12. The fire alarm panel located at the medical office building was visited on 6/24/10 at 11:50 am with the facility's Engineer (employee #65) and provided evidence that it was left unlocked and accessible to non-authorized persons.

13. No evidence was found on 6/25/10 at 11:00 am that the facility has spare sprinklers (at least six), a sprinkler wrench or a cabinet to place them in.

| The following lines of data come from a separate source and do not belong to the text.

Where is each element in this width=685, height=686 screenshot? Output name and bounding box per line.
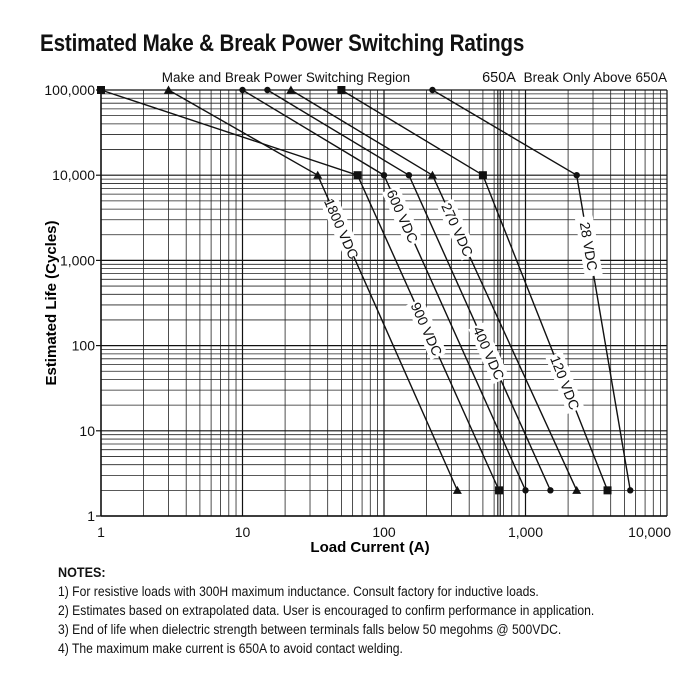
notes-block: NOTES: 1) For resistive loads with 300H … <box>58 563 594 658</box>
triangle-marker <box>286 85 296 94</box>
dot-marker <box>522 487 529 494</box>
note-4: 4) The maximum make current is 650A to a… <box>58 641 403 656</box>
series-label-group: 600 VDC <box>381 185 423 248</box>
x-tick-label: 10,000 <box>628 524 671 540</box>
break-current-label: 650A <box>482 70 516 86</box>
note-1: 1) For resistive loads with 300H maximum… <box>58 584 539 599</box>
series-400-vdc <box>264 86 554 494</box>
triangle-marker <box>164 85 174 94</box>
series-label-group: 120 VDC <box>545 351 585 414</box>
square-marker <box>478 171 487 180</box>
y-tick-label: 1,000 <box>60 252 95 268</box>
series-label: 120 VDC <box>547 353 583 412</box>
triangle-marker <box>313 170 323 179</box>
series-28-vdc <box>429 86 634 494</box>
x-tick-label: 10 <box>235 524 251 540</box>
x-tick-label: 1 <box>97 524 105 540</box>
triangle-marker <box>427 170 437 179</box>
break-only-label: Break Only Above 650A <box>524 70 667 85</box>
series-1800-vdc <box>164 85 462 494</box>
series-270-vdc <box>286 85 582 494</box>
y-tick-label: 100 <box>72 338 96 354</box>
square-marker <box>353 171 362 180</box>
notes-heading: NOTES: <box>58 564 106 580</box>
dot-marker <box>239 86 246 94</box>
series-label-group: 400 VDC <box>468 321 510 385</box>
dot-marker <box>405 172 413 179</box>
x-tick-label: 1,000 <box>508 524 543 540</box>
dot-marker <box>627 487 634 494</box>
series-label-group: 900 VDC <box>406 297 448 361</box>
grid-minor <box>101 90 667 516</box>
axis-lines <box>100 90 667 517</box>
annotations: Make and Break Power Switching Region 650… <box>162 70 667 516</box>
y-tick-label: 1 <box>87 508 95 524</box>
dot-marker <box>380 172 388 179</box>
region-label: Make and Break Power Switching Region <box>162 70 410 85</box>
series-600-vdc <box>239 86 529 494</box>
series-label-bg <box>381 185 423 248</box>
series-label-group: 28 VDC <box>574 215 603 278</box>
series-label-bg <box>436 198 479 261</box>
y-tick-labels: 1 10 100 1,000 10,000 100,000 <box>44 82 101 524</box>
dot-marker <box>547 487 554 494</box>
y-tick-label: 100,000 <box>44 82 95 98</box>
square-marker <box>337 86 346 94</box>
series-lines <box>97 85 634 495</box>
y-tick-label: 10 <box>79 423 95 439</box>
x-axis-label: Load Current (A) <box>310 539 429 556</box>
x-tick-labels: 1 10 100 1,000 10,000 <box>97 524 671 540</box>
dot-marker <box>573 172 580 179</box>
series-label-bg <box>574 215 603 278</box>
series-label-bg <box>321 197 362 260</box>
chart-title: Estimated Make & Break Power Switching R… <box>40 30 525 57</box>
x-tick-label: 100 <box>372 524 396 540</box>
y-tick-label: 10,000 <box>52 167 95 183</box>
square-marker <box>97 86 105 94</box>
series-label-bg <box>468 321 510 385</box>
square-marker <box>603 486 612 495</box>
triangle-marker <box>572 485 582 494</box>
dot-marker <box>264 86 271 94</box>
series-label-bg <box>545 351 585 414</box>
series-120-vdc <box>337 86 612 495</box>
square-marker <box>495 486 504 495</box>
dot-marker <box>429 86 436 94</box>
series-label-bg <box>406 297 448 361</box>
life-vs-current-chart: 1 10 100 1,000 10,000 1 10 100 1,000 10,000 100,0… <box>43 70 671 556</box>
note-2: 2) Estimates based on extrapolated data.… <box>58 603 595 618</box>
series-900-vdc <box>97 86 504 495</box>
triangle-marker <box>452 485 462 494</box>
note-3: 3) End of life when dielectric strength … <box>58 622 562 637</box>
y-axis-label: Estimated Life (Cycles) <box>43 220 60 385</box>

14. No evidence was found on 6/25/10 at 9:00 am that the facility is periodically testing the smoke barrier doors held open by hold open devices to ensure that they close properly when released.

LIFE SAFETY CODE STANDARD

Tag No.: K0144

Based on the review of written documents during the survey for life safety from fire with the facility's Engineer (employee #65), it was determined that the facility failed to ensure that personnel perform weekly inspections of the electrical generator as required by the NFPA 99, section 3.4.4.1.

Findings include:

The facility lacks written evidence of the weekly inspections of the generator as reviewed with the facility's Engineer (employee #65) on 6/25/10 at 11:15 am. The facility did not have a check list which includes batteries condition, coolant level, belts, oil pressure and oil change, battery contacts, hoses and pipes, main fuel tank level, leaks if any, oil filter, air filter and other checks from NFPA-99. During the past year of 2009 and the months of 2010 the facility could not provide evidence of weekly tests.

LIFE SAFETY CODE STANDARD

Tag No.: K0147

Based on observations and documents reviewed during the survey for life safety from fire with the facility's Engineer (employee #65), it was determined that the facility failed to test electrical receptacles that are supplied by the essential electrical system at least twice a year in accordance with NFPA 99 Section 7-6.2.1.2.

Findings include:

Written evidence reviewed on 6/25/10 at 11:05 am with the facility's Engineer (employee #65) related to preventive maintenance to the receptacles indicates that they are testing the receptacles supplied by the generator once a year. However, receptacles that are supplied by the essential electrical system (generator) supply power to critical care areas and equipment (cardiac monitors, life support equipment, Intensive Care Unit equipment and wet locations). Equipment or wiring faults can cause abnormal temperature increases, these abnormal temperatures may cause fire and explosions. Critical care areas, wet locations and areas where critical care equipment are plugged into the essential electrical receptacles are required to be tested in intervals not exceeding six months because even brief interruptions of power can cause malfunctions of some equipment and appliances. The six month and annual tests must be performed by a qualified electrician and the varied tests that are performed must be documented and handed to the facility.